Schnucks, based in St. Louis, has been an official sponsor of the Blues for decades, but this year didn’t look a lot different from many of the others until the club, middling along near the basement of the NHL’s Western Conference in mid-January, suddenly reeled off a team-record 11 straight victories and rounded into a playoff contender. Energy around the club picked up around the same time when, on an oddball tip from some players, the Blues adopted Laura Branigan’s 1982 pop song “Gloria” as its new fight song and a #PlayGloria hashtag caught social fire. A palpable sense soon developed among St. Louisians that there was something special about this Blues team. (Further evidence—a local radio station played “Gloria” on a loop for 24 hours straight last week. That’s 224 consecutive spins. The frenzy helped the 35-year-old hit to make a new run up the charts of the country’s most downloaded songs). Hockey can be weird that way.
Photograph courtesy of Schnucks Markets
Dave Peacock, chief operating officer of Schnucks, was among those who’d sensed the energy on the Enterprise Center ice could be translated the shopper. His directive, which amounted to “let’s make sure we show up big in stores to support the Blues,” Ulichnie recounted, was the starting point for his own brands’ team to secretly explore whether they could pull off a custom package in time to participate.

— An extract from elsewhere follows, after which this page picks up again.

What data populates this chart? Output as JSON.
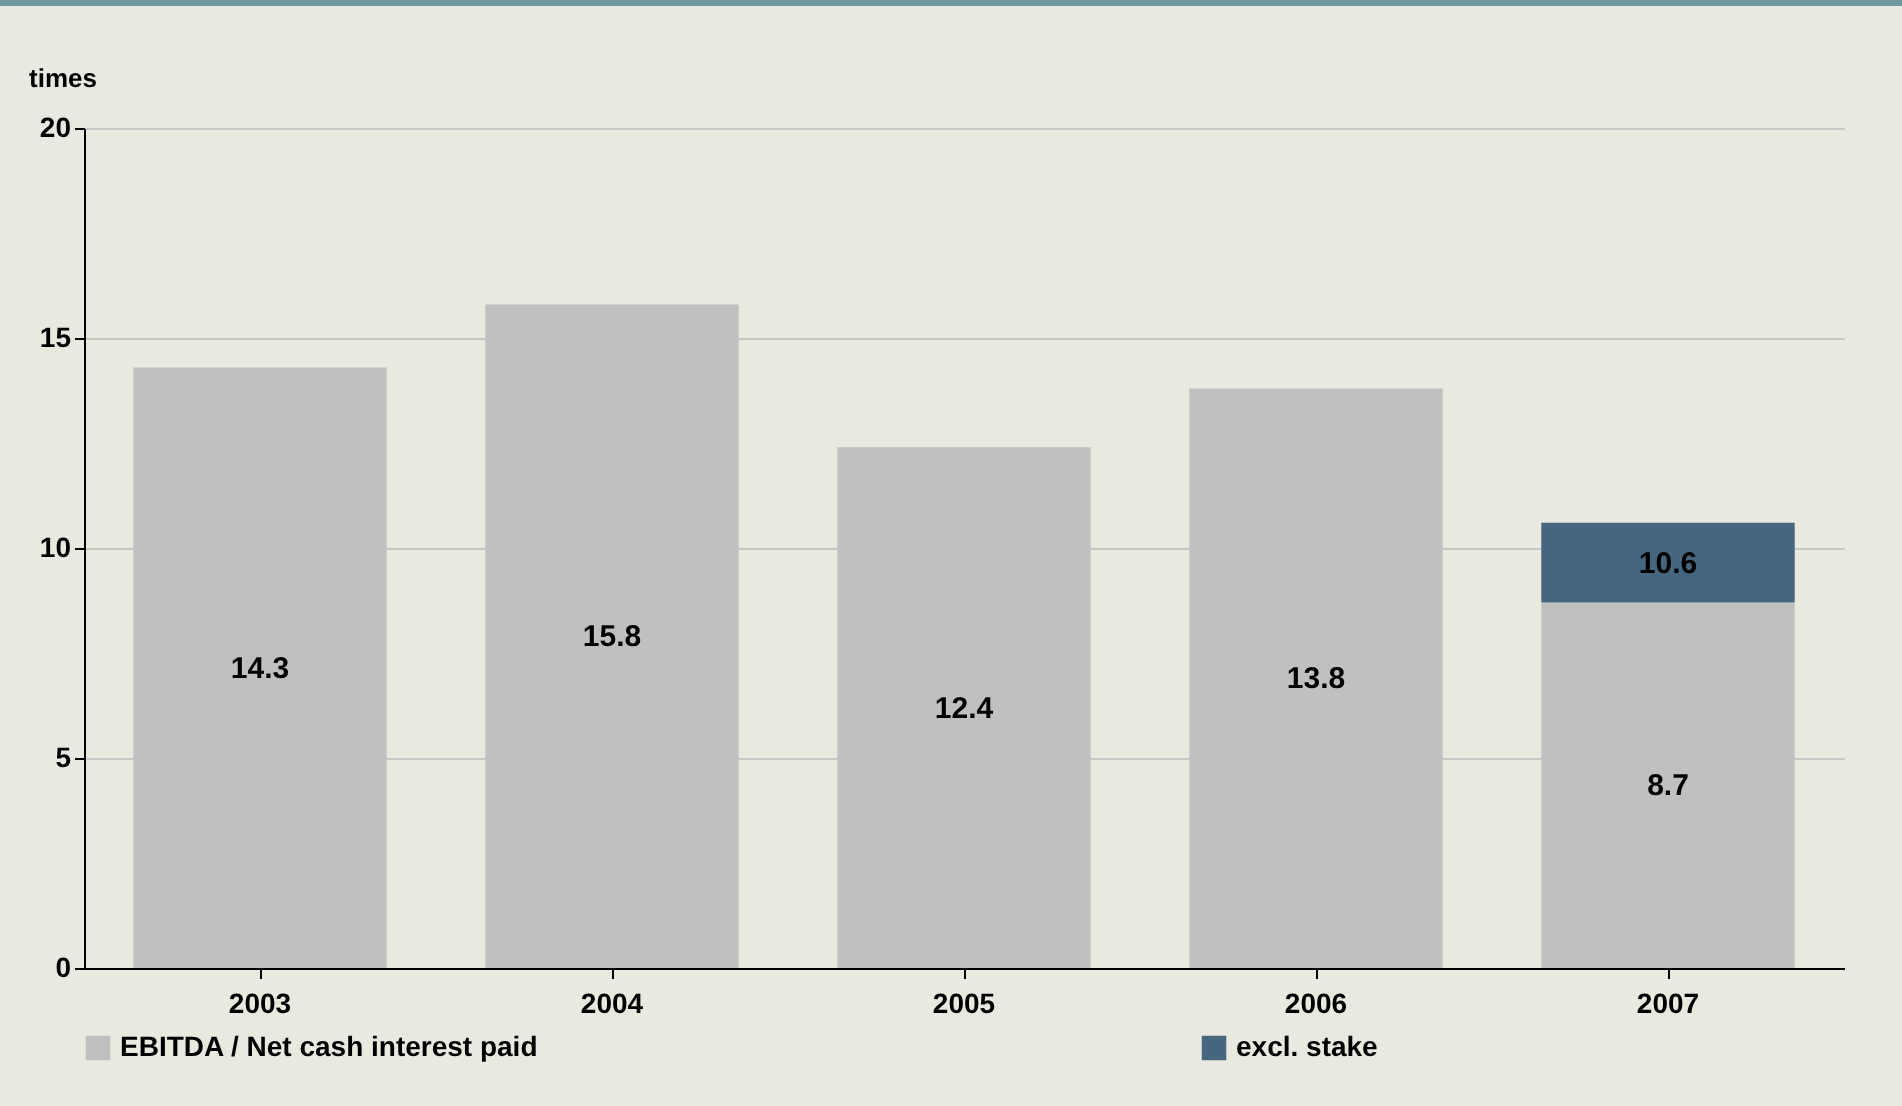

Ulichnie said his team actually investigated launching special Blues-related packaging for three different products—a soda, a chip and an ice cream—but discovered lead times required on the latter two items weren’t feasible in the roughly six weeks between the start of NHL’s playoffs in April and the Cup series, which ended in a 4-1 Game 7 victory for St. Louis on June 12.

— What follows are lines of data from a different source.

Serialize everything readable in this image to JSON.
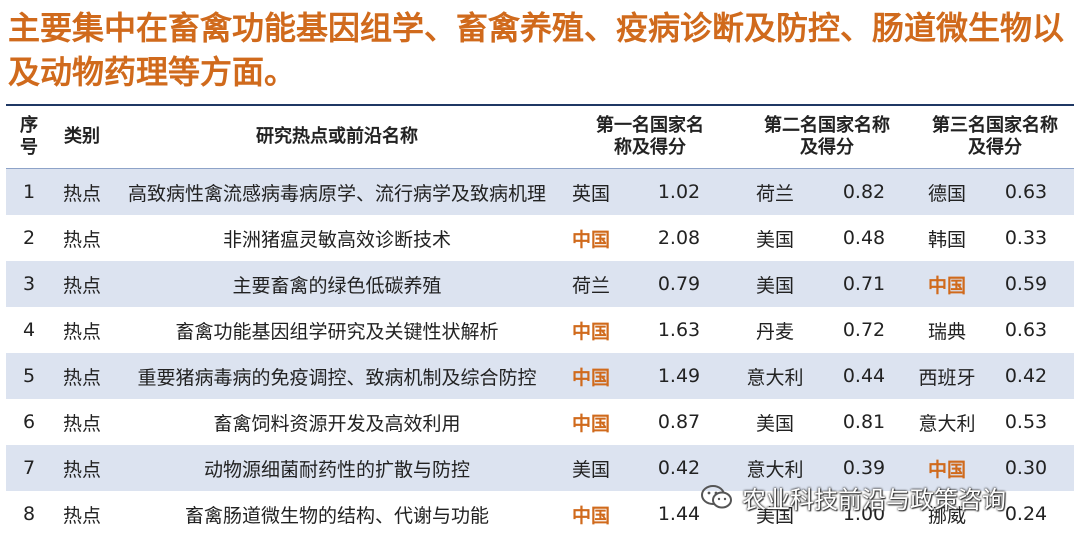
{
  "title": "主要集中在畜禽功能基因组学、畜禽养殖、疫病诊断及防控、肠道微生物以及动物药理等方面。",
  "header": {
    "no": "序号",
    "type": "类别",
    "topic": "研究热点或前沿名称",
    "first": "第一名国家名称及得分",
    "second": "第二名国家名称及得分",
    "third": "第三名国家名称及得分"
  },
  "rows": [
    {
      "no": "1",
      "type": "热点",
      "topic": "高致病性禽流感病毒病原学、流行病学及致病机理",
      "c1": "英国",
      "s1": "1.02",
      "c2": "荷兰",
      "s2": "0.82",
      "c3": "德国",
      "s3": "0.63"
    },
    {
      "no": "2",
      "type": "热点",
      "topic": "非洲猪瘟灵敏高效诊断技术",
      "c1": "中国",
      "s1": "2.08",
      "c2": "美国",
      "s2": "0.48",
      "c3": "韩国",
      "s3": "0.33"
    },
    {
      "no": "3",
      "type": "热点",
      "topic": "主要畜禽的绿色低碳养殖",
      "c1": "荷兰",
      "s1": "0.79",
      "c2": "美国",
      "s2": "0.71",
      "c3": "中国",
      "s3": "0.59"
    },
    {
      "no": "4",
      "type": "热点",
      "topic": "畜禽功能基因组学研究及关键性状解析",
      "c1": "中国",
      "s1": "1.63",
      "c2": "丹麦",
      "s2": "0.72",
      "c3": "瑞典",
      "s3": "0.63"
    },
    {
      "no": "5",
      "type": "热点",
      "topic": "重要猪病毒病的免疫调控、致病机制及综合防控",
      "c1": "中国",
      "s1": "1.49",
      "c2": "意大利",
      "s2": "0.44",
      "c3": "西班牙",
      "s3": "0.42"
    },
    {
      "no": "6",
      "type": "热点",
      "topic": "畜禽饲料资源开发及高效利用",
      "c1": "中国",
      "s1": "0.87",
      "c2": "美国",
      "s2": "0.81",
      "c3": "意大利",
      "s3": "0.53"
    },
    {
      "no": "7",
      "type": "热点",
      "topic": "动物源细菌耐药性的扩散与防控",
      "c1": "美国",
      "s1": "0.42",
      "c2": "意大利",
      "s2": "0.39",
      "c3": "中国",
      "s3": "0.30"
    },
    {
      "no": "8",
      "type": "热点",
      "topic": "畜禽肠道微生物的结构、代谢与功能",
      "c1": "中国",
      "s1": "1.44",
      "c2": "美国",
      "s2": "1.00",
      "c3": "挪威",
      "s3": "0.24"
    }
  ],
  "watermark": {
    "text": "农业科技前沿与政策咨询",
    "icon": "wechat-icon"
  },
  "colors": {
    "accent": "#D06A1C",
    "row_shade": "#DCE3F0",
    "rule": "#1F3864"
  }
}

He gave a special nod to private brand services partner Daymon, along with supplier Polar Beverages—which happens to have headquarters in the heart of Bruins territory, Worcester, Mass.—for providing support, along with his team, including merchandiser Joe Duggan and designer Amber Jacobs. “It was important to have a really good, motivated supplier who believes in you, along with a great team. Joe and Amber did six months of work in a month and a half,” Ulichnie said.
Stipulations of the agreement with Blues didn’t allow Schnucks to use the Blues logo or NHL or Stanley Cup wordmarks on food packaging, so the major change to Dr Lou—Schnucks’ Dr Pepper equivalent—was a switch from the regular maroon color scheme to the blue and gold worn by the Blues. In stores however, it fulfilled Peacock’s directive to “show up big” appearing with Blues signage and displays—not to mention quantities that gave stores little choice but to stack it high and prominently.

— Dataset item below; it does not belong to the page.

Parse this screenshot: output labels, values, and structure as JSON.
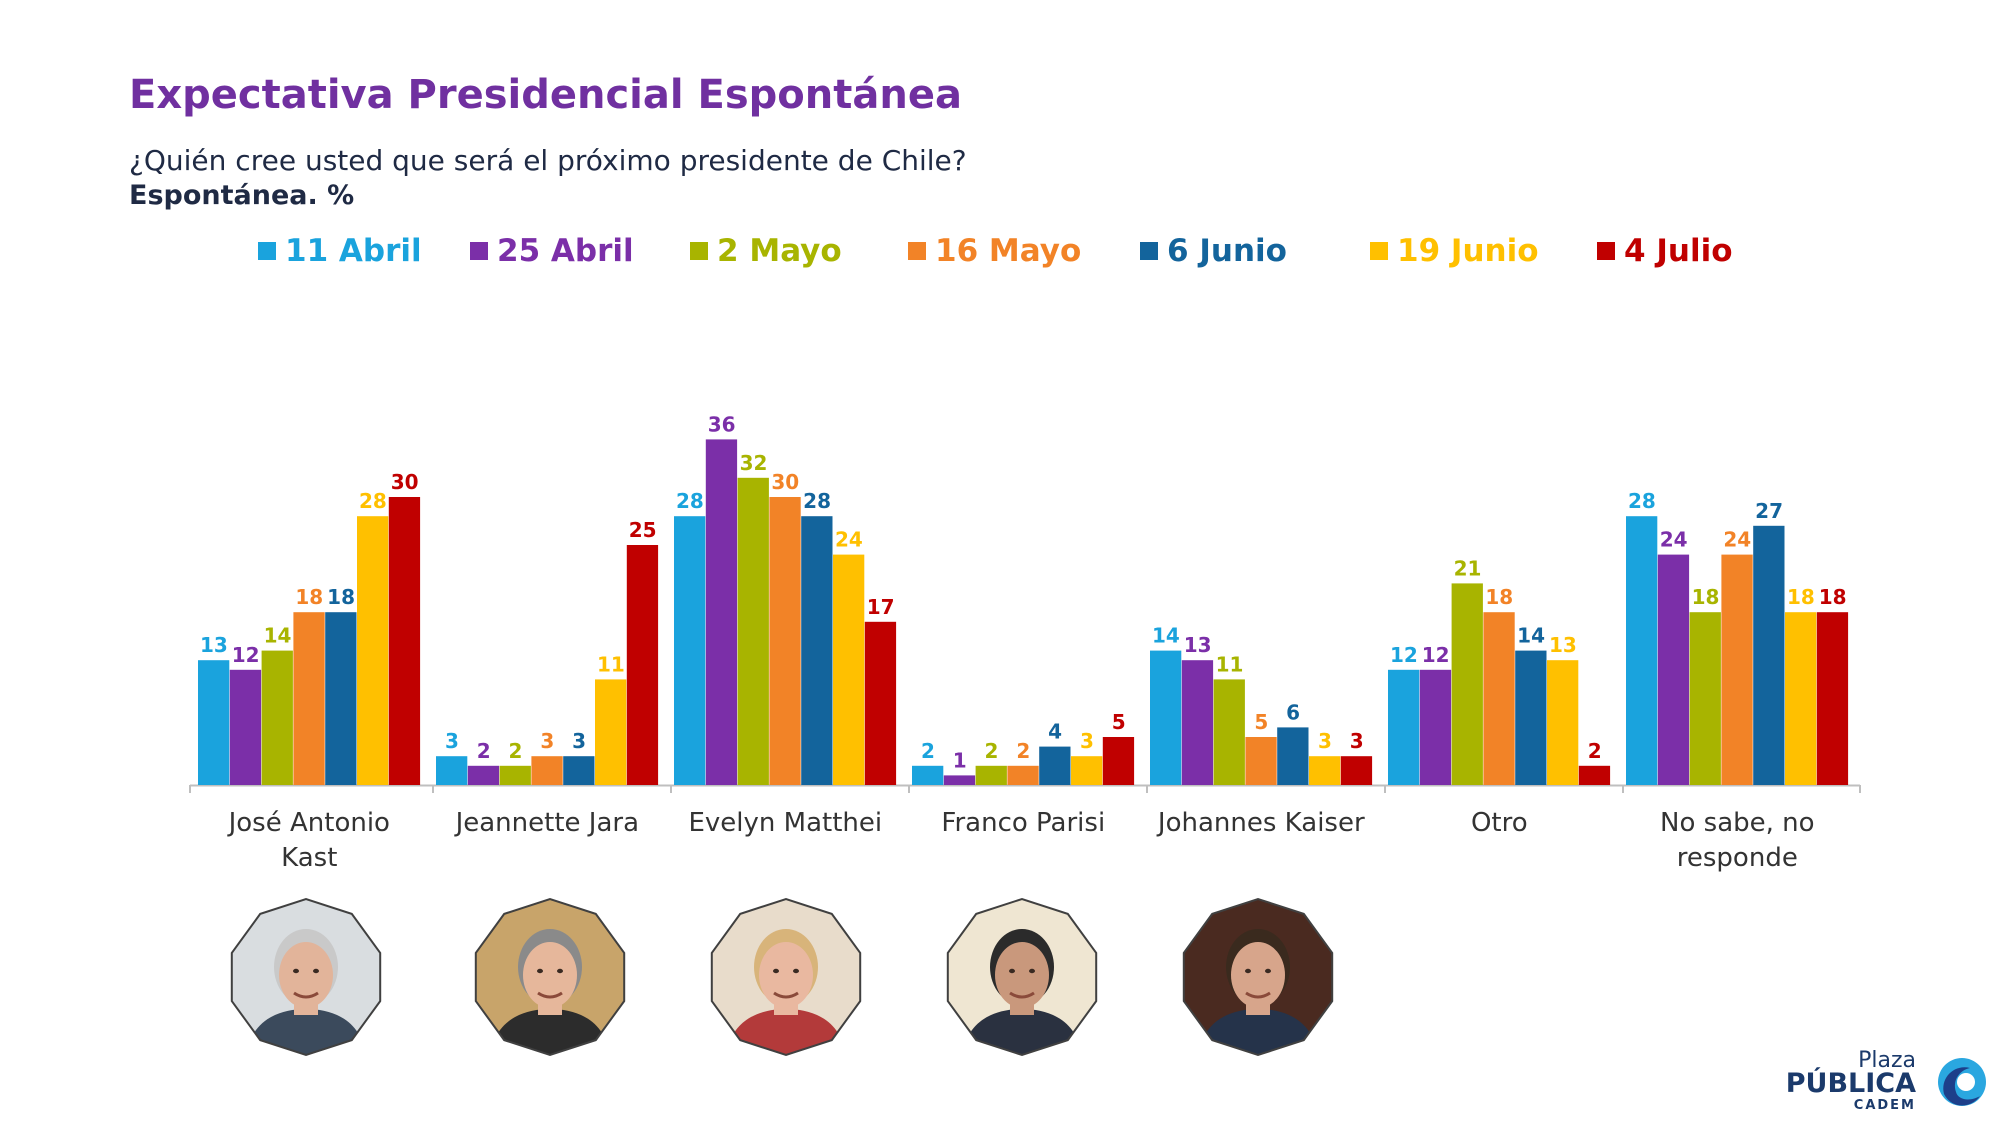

Ulichnie, who joined Schnucks two years ago after stints doing private label at Southeastern Grocers and Walmart, confessed the process of the rollout was something of a high-wire act of faith. A Blues playoff loss wouldn’t be the end of the world but supply would surely spend more time in the warehouse than it otherwise would have. In the meantime its success provided confidence to go through with the ideas Schnucks didn’t have time to execute at first. Expect to see Blues-styled hot BBQ chip in stores by the end of the month and an ice cream some time after that. Glorious.